May 1, 2026 11:02 AM

Investing.com -- The closure of the Strait of Hormuz since February 28 represents the largest supply disruption in the history of the oil market, removing more than 15% of global supply, yet Brent crude has risen only modestly to the $90–$100 range. Yardeni Research lays out why.



The firm identified six factors tempering what many analysts had expected to be a far more severe price spike, with some forecasts calling for $150 to $200 per barrel.


First, bypass infrastructure has helped. Saudi Arabia and the U.A.E. have ramped pipeline capacity, together moving roughly 7 million barrels per day compared to the 17–20 million that previously transited the Strait.


Second, emergency supply from Iranian and Russian oil waivers, IEA strategic reserve releases and Chinese stockpile resales have further cushioned the market.


Third, Yardeni states that the global price is only half the story. “While the benchmark Brent crude oil price has held near $100 a barrel, that’s not representative of oil prices globally,” the firm wrote.


“Asia-delivered Dubai crude has spiked as high as $260 per barrel. Local buyers across Asia are paying premiums.”


Next, Yardeni states that demand destruction is accelerating, with the IEA now projecting global oil demand will contract by 80,000 barrels per day in 2026.

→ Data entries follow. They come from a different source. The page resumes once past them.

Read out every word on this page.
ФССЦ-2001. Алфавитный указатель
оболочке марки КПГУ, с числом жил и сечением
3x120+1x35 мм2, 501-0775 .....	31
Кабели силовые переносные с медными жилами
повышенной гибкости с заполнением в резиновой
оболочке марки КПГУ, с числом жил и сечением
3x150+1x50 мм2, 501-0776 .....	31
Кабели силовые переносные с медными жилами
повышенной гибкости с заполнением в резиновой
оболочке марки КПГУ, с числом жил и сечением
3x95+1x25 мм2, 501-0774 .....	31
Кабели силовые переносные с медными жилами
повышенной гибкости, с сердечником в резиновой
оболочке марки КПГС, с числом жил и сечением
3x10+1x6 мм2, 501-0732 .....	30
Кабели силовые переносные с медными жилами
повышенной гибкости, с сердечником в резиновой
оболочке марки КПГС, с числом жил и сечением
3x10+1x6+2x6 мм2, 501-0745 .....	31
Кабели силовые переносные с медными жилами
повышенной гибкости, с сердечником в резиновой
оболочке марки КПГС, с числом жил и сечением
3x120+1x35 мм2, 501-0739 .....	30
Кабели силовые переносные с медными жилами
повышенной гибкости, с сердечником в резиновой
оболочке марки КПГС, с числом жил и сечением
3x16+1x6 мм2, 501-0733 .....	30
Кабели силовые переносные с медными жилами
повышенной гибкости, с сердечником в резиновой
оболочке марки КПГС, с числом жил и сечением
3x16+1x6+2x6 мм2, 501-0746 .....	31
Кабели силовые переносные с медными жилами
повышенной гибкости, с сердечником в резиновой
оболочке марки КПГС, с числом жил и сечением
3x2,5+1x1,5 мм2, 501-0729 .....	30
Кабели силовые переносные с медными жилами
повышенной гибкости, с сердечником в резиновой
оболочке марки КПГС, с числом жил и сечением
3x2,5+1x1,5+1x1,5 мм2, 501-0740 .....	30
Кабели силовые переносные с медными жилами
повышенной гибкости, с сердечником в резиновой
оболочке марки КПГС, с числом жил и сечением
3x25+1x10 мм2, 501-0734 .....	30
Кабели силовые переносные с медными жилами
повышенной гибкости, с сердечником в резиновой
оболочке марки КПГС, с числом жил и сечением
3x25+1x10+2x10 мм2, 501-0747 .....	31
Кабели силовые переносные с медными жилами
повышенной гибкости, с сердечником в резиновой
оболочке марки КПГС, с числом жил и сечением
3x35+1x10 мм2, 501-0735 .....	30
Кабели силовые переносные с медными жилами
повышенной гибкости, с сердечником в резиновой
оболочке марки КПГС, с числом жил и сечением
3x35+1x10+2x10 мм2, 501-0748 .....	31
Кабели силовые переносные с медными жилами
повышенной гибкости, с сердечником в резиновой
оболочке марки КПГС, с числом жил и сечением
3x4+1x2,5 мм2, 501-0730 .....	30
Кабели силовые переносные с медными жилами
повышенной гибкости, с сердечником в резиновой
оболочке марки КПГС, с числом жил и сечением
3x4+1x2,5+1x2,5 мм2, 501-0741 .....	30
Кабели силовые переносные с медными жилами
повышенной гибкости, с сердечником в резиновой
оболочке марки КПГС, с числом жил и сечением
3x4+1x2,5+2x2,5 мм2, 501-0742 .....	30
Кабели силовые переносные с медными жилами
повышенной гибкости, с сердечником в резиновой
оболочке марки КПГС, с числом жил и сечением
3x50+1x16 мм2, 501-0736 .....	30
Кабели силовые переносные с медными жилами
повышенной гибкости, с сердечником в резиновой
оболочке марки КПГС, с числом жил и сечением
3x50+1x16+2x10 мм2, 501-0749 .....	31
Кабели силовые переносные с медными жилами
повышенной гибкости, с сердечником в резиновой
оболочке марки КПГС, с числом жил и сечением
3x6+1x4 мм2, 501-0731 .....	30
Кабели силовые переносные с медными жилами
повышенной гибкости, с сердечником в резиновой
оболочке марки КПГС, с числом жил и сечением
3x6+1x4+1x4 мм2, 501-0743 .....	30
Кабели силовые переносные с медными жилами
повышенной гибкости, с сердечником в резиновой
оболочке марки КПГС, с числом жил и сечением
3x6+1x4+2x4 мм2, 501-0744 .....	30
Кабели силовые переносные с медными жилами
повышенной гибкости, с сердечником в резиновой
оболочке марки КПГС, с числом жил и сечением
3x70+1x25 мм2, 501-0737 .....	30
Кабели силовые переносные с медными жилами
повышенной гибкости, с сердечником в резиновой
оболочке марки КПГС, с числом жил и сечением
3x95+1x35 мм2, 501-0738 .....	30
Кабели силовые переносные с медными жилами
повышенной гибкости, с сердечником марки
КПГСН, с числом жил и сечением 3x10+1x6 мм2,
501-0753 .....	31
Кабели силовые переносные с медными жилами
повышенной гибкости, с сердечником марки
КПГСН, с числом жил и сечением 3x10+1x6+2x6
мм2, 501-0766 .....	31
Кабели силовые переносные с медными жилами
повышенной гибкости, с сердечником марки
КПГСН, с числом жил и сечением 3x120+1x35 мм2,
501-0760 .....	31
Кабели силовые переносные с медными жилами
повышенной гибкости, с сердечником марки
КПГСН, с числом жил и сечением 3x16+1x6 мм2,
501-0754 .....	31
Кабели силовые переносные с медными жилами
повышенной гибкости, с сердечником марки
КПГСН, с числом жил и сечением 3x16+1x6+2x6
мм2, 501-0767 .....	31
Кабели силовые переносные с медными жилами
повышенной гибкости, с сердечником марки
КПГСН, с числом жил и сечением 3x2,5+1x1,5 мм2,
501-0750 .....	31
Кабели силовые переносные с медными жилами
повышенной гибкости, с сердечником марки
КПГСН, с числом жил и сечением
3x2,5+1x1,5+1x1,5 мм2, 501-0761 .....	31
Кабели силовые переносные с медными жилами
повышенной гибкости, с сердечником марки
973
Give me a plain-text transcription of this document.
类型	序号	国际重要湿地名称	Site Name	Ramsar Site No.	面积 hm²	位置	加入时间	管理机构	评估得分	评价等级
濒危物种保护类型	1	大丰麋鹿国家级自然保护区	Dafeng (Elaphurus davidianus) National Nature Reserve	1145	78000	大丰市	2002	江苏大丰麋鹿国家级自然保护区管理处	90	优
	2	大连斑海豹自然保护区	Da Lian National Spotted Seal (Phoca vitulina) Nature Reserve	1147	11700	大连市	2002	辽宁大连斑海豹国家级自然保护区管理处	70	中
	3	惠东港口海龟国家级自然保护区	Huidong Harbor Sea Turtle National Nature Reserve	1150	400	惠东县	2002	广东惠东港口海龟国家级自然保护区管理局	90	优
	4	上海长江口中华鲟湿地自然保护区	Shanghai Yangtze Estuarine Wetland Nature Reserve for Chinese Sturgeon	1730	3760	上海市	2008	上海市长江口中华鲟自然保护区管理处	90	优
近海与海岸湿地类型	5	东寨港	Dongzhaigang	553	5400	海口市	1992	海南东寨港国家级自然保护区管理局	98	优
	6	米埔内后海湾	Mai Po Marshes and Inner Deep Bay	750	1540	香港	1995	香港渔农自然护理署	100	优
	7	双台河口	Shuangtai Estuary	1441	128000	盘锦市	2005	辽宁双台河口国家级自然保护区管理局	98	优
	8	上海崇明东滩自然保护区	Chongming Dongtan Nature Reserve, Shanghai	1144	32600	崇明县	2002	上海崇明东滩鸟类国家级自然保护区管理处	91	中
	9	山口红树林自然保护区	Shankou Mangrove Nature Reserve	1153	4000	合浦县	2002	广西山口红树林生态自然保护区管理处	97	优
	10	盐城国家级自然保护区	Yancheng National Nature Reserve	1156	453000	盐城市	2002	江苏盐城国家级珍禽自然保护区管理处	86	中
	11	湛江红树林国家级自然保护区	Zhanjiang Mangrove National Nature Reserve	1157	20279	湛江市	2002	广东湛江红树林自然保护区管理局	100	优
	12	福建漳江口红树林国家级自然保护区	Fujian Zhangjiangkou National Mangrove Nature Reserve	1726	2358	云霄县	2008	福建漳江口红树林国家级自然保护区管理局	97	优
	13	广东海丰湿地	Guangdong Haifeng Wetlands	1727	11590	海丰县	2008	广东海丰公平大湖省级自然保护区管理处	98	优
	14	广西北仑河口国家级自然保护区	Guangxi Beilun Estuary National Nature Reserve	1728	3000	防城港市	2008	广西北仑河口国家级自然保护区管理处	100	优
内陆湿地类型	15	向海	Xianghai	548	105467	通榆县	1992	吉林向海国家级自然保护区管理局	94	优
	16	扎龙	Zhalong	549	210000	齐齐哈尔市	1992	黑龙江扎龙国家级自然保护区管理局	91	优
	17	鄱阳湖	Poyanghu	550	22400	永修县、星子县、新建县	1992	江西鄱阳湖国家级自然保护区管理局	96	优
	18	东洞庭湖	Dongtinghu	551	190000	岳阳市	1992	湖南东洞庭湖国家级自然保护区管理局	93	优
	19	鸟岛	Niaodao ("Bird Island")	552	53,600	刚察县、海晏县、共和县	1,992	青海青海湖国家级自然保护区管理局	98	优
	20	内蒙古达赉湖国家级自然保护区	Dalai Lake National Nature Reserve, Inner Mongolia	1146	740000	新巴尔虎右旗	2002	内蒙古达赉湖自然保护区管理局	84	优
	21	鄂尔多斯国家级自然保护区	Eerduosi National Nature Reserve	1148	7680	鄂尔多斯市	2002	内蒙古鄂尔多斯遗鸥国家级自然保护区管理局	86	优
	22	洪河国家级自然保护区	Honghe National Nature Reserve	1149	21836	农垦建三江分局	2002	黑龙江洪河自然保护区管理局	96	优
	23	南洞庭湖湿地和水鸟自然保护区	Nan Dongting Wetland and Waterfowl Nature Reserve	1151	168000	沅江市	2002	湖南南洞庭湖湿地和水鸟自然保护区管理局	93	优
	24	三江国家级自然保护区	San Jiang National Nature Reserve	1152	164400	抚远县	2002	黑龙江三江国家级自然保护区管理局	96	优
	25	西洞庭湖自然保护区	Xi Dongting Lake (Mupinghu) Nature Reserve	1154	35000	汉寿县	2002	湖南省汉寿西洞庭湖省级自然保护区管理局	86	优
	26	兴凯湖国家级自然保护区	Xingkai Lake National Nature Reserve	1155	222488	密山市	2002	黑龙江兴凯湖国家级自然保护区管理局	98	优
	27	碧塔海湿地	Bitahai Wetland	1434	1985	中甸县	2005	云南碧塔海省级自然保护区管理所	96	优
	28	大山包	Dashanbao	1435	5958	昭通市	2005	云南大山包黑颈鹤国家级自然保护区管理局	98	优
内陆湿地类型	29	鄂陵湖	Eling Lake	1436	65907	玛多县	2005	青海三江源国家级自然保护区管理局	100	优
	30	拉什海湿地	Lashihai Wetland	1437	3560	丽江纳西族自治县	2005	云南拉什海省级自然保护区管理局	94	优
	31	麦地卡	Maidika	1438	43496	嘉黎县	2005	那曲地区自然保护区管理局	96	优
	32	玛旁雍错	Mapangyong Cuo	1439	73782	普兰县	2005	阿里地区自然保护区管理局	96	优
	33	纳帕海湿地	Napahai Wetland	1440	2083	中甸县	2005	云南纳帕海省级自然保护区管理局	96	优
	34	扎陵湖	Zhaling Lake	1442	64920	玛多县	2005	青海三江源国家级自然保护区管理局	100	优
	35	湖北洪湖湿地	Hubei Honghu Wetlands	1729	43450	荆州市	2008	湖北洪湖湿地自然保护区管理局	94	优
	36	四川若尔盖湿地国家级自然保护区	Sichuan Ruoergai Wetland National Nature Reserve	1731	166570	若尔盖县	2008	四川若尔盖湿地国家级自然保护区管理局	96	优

Fifth, the global economy is said to be considerably less energy-intensive than during the 1970s shocks.


Finally, oil futures trading in steep backwardation signals markets expect a temporary, not permanent, disruption.


"We anticipate that a barrel of Brent crude oil will trade in the $85–$100 range for the remainder of the year, which is above pre-conflict levels," Yardeni wrote.


The firm added that rate hikes are off the table as long as long-term inflation expectations stay anchored and the risk of a wage-price spiral remains low.